A Wired article today discussed the lack of a female presence on the young social network Google+ (70 percent male). With five female technologists blaming Googlers themselves for the skew to the Y Chromosome. But does any of this even matter? I’ve never seen a site like Google+ answer to so much scrutiny for only being a year old. Pinterest, makes up about the same ratio exchanging male for female (70 percent female), and this feature is viewed as an attribute, not a curse.
The hard part here, is that Google+ is trying to be anything and everything in the social space. Because Google+ is competing with every social network, it gets compared to every social network. Along with that comes a big target. Also, if Google+ was created by anyone other than Google, people would probably be rejoicing at the engagement and the network’s reach. With 250 million activated accounts, 150 million monthly active users, and 125 million users that sign in every day. Ratios seem borderline irrelevant.
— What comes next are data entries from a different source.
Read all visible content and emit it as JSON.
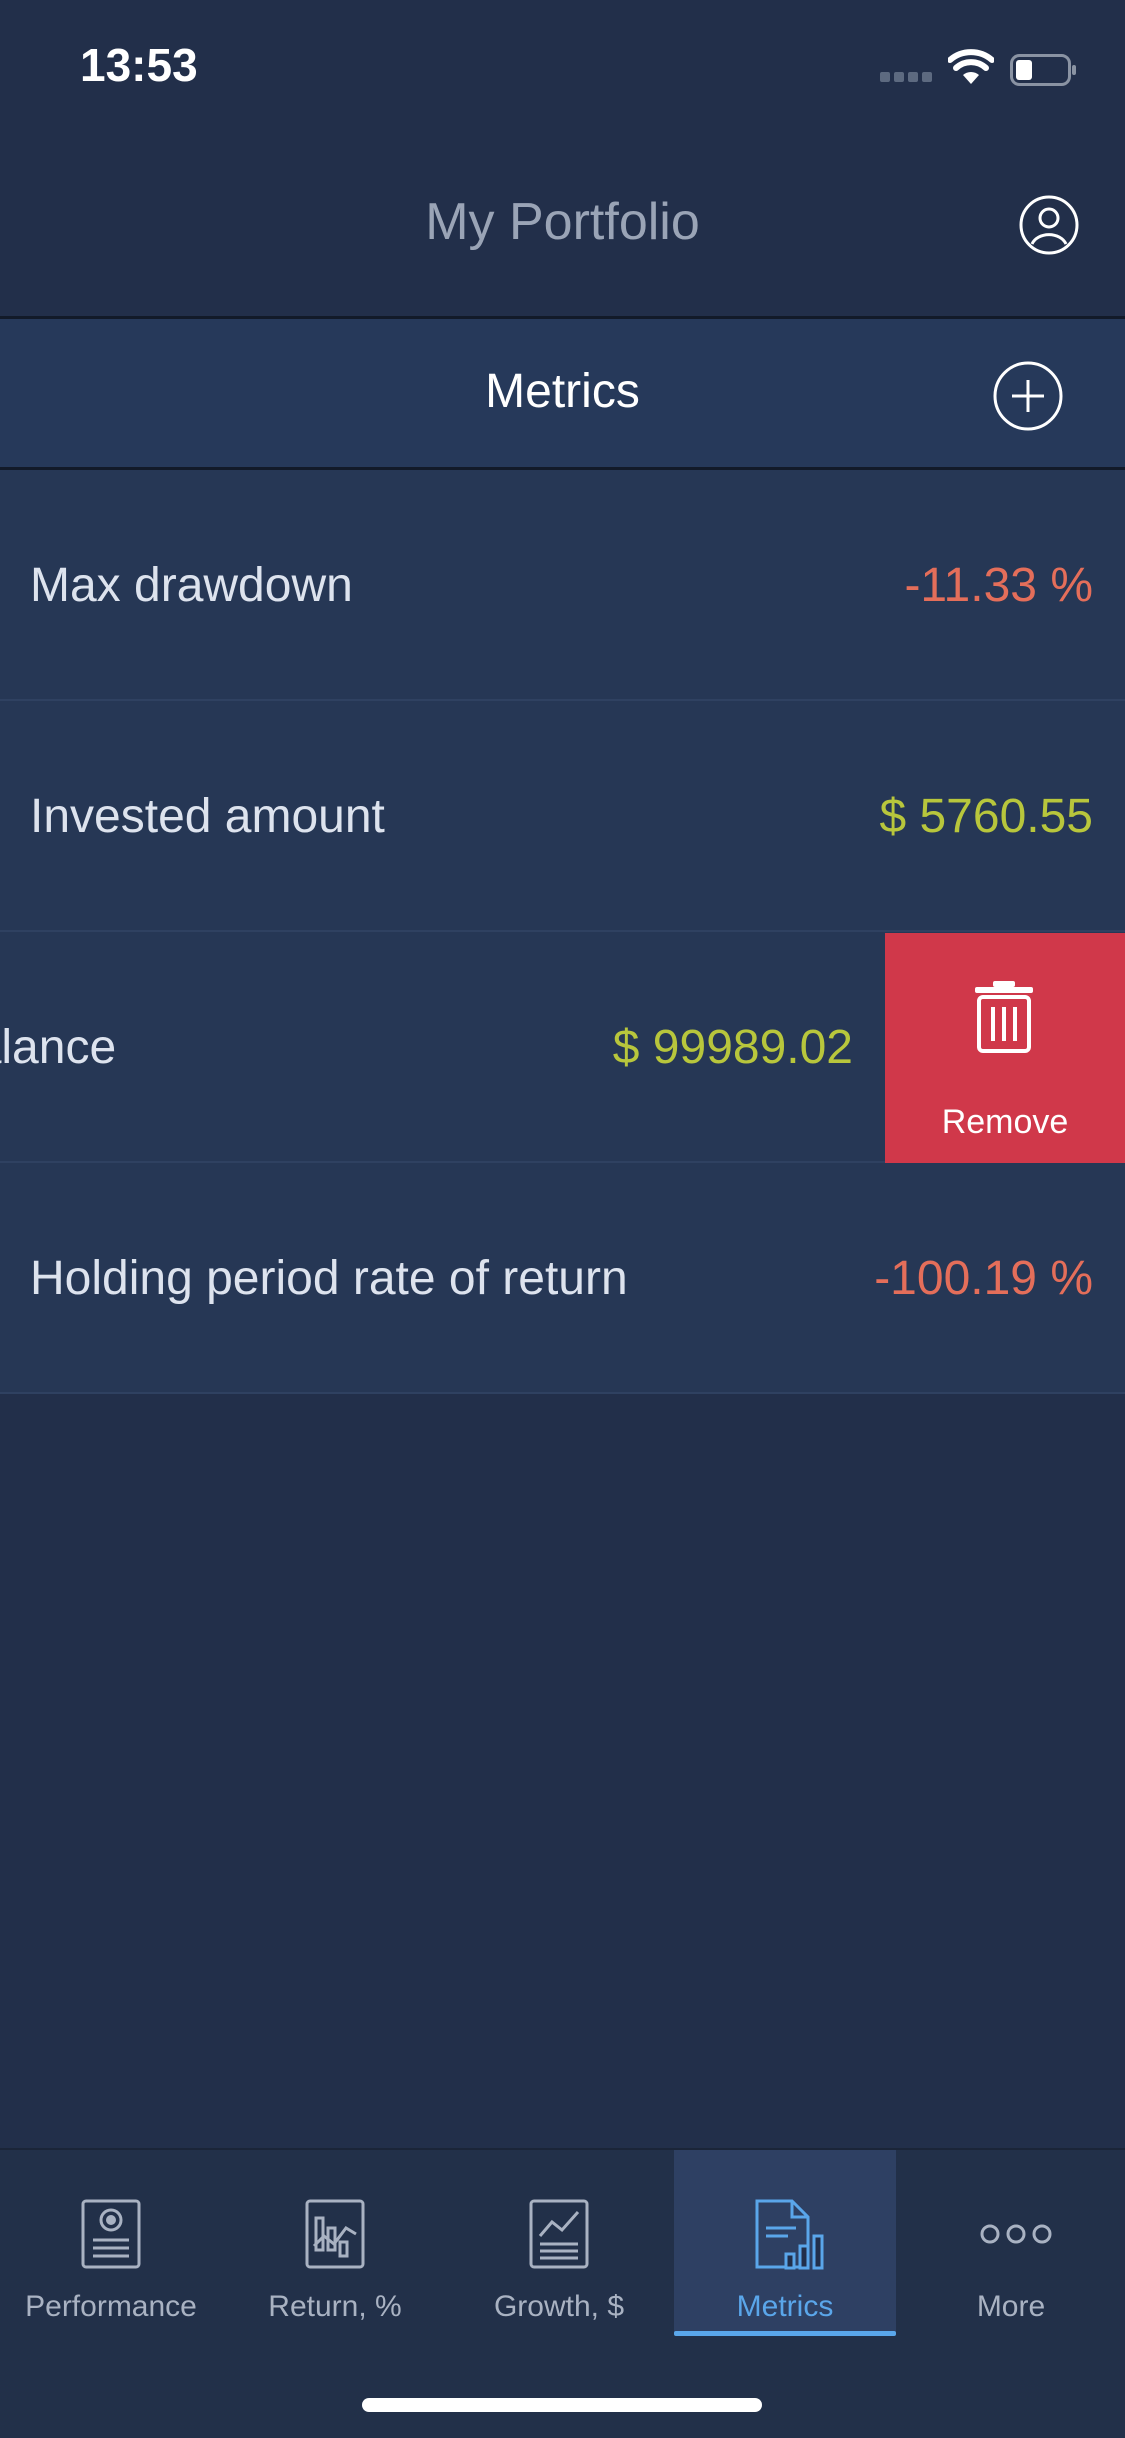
{
  "status_bar": {
    "time": "13:53"
  },
  "header": {
    "title": "My Portfolio"
  },
  "section": {
    "title": "Metrics"
  },
  "metrics": [
    {
      "label": "Max drawdown",
      "value": "-11.33 %"
    },
    {
      "label": "Invested amount",
      "value": "$ 5760.55"
    },
    {
      "label": "balance",
      "value": "$ 99989.02"
    },
    {
      "label": "Holding period rate of return",
      "value": "-100.19 %"
    }
  ],
  "swipe_action": {
    "label": "Remove",
    "icon": "trash-icon"
  },
  "tabs": [
    {
      "label": "Performance",
      "icon": "performance-icon"
    },
    {
      "label": "Return, %",
      "icon": "return-chart-icon"
    },
    {
      "label": "Growth, $",
      "icon": "growth-chart-icon"
    },
    {
      "label": "Metrics",
      "icon": "metrics-icon",
      "active": true
    },
    {
      "label": "More",
      "icon": "more-dots-icon"
    }
  ],
  "colors": {
    "background": "#222f4a",
    "row": "#263755",
    "negative": "#e46e5a",
    "positive": "#b8c63c",
    "remove": "#d0384a",
    "active_tab": "#5aa6ea"
  }
}
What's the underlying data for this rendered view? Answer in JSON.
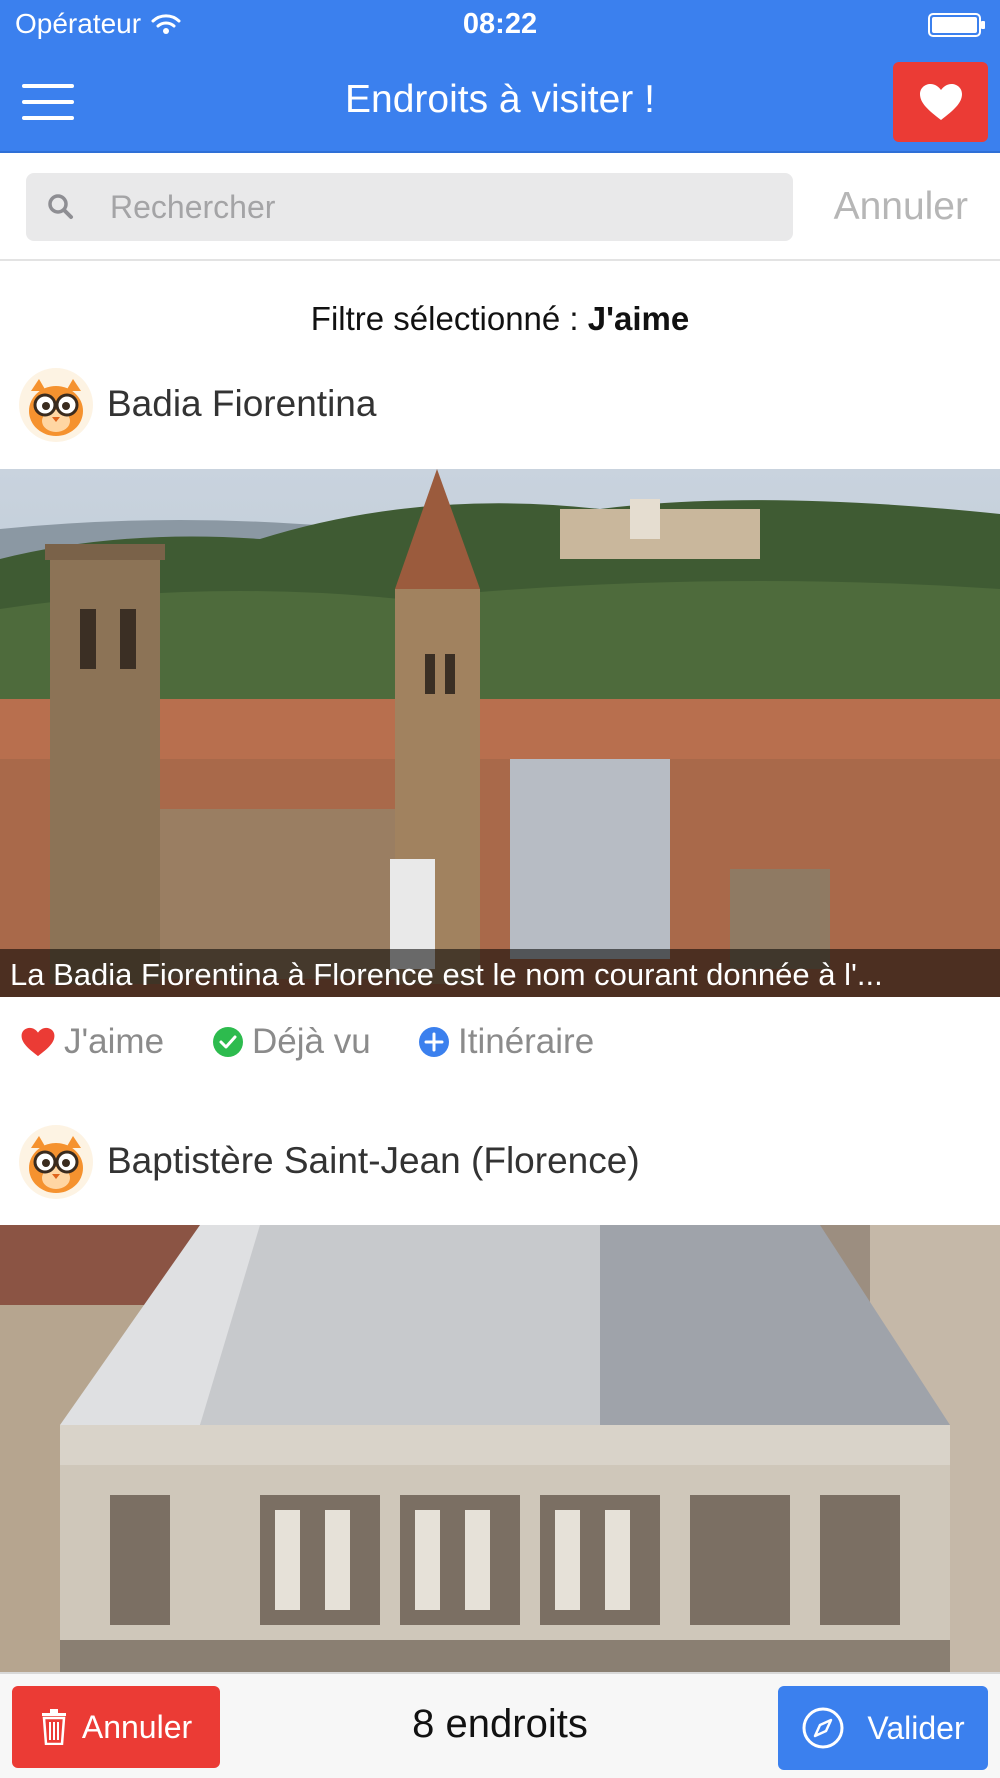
{
  "status_bar": {
    "carrier": "Opérateur",
    "time": "08:22"
  },
  "nav": {
    "title": "Endroits à visiter !"
  },
  "search": {
    "placeholder": "Rechercher",
    "value": "",
    "cancel_label": "Annuler"
  },
  "filter": {
    "prefix": "Filtre sélectionné :",
    "value": "J'aime"
  },
  "places": [
    {
      "title": "Badia Fiorentina",
      "caption": "La Badia Fiorentina à Florence est le nom courant donnée à l'..."
    },
    {
      "title": "Baptistère Saint-Jean (Florence)",
      "caption": ""
    }
  ],
  "actions": {
    "like_label": "J'aime",
    "seen_label": "Déjà vu",
    "itinerary_label": "Itinéraire"
  },
  "bottom_bar": {
    "cancel_label": "Annuler",
    "count_label": "8 endroits",
    "validate_label": "Valider"
  },
  "colors": {
    "header_blue": "#3b80ee",
    "like_red": "#eb3b35",
    "seen_green": "#2dbb4e",
    "itinerary_blue": "#3b80ee"
  },
  "icons": {
    "wifi": "wifi-icon",
    "battery": "battery-icon",
    "menu": "hamburger-menu-icon",
    "favorites": "heart-icon",
    "search": "search-icon",
    "avatar": "owl-mascot-icon",
    "like": "heart-icon",
    "seen": "check-circle-icon",
    "itinerary": "plus-circle-icon",
    "trash": "trash-icon",
    "compass": "compass-icon"
  }
}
It’s perhaps a fair assessment from Jess Lee, founder of the fashion-photo community Polyvore, stating, “I think the seed of that community is very very important. Polyvore was seeded on fashion forums. Google+ was actually seeded with Google employees, so it was tech, and honestly mostly male. That’s part of how it grew — those people invited their friends. Facebook started at colleges… Myspace probably started with music. It’s all about the seed, and the seed for Google+ was different.”
With that said, how it’s seeded probably does determine who’s on it – whatever that means – male, female, Basset Hound hybrid beast. The point is, people use what they are comfortable with – and that’s a good thing. I don’t usually spend time viewing my Pinterest feed, mostly because I can always tell when my female friends are digitally window shopping. This usually entails clothing, and so many pins regarding clothing that anything else of significance is beaten down with a digital clutch, or a pixelated heel. This doesn’t mean I want Pinterest to change, I just accept it for what it is.
So let’s take the latest claim that Google+ is made up of only 30 percent female. That means 75 million activated accounts are female, with 38 million users that sign in every day being female. So is Google+ really losing out? Many social networks fail to have over 75 million users period – much less one demographic. Also, keep in mind the sites youth. At only a year old, Google+ is still an infant operating in a playing field filled with niche social sites focusing on doing only one or two things well. So relax, Google+ may be a dude ranch, but who ever needed it to change? At least 125 million appear to be happy.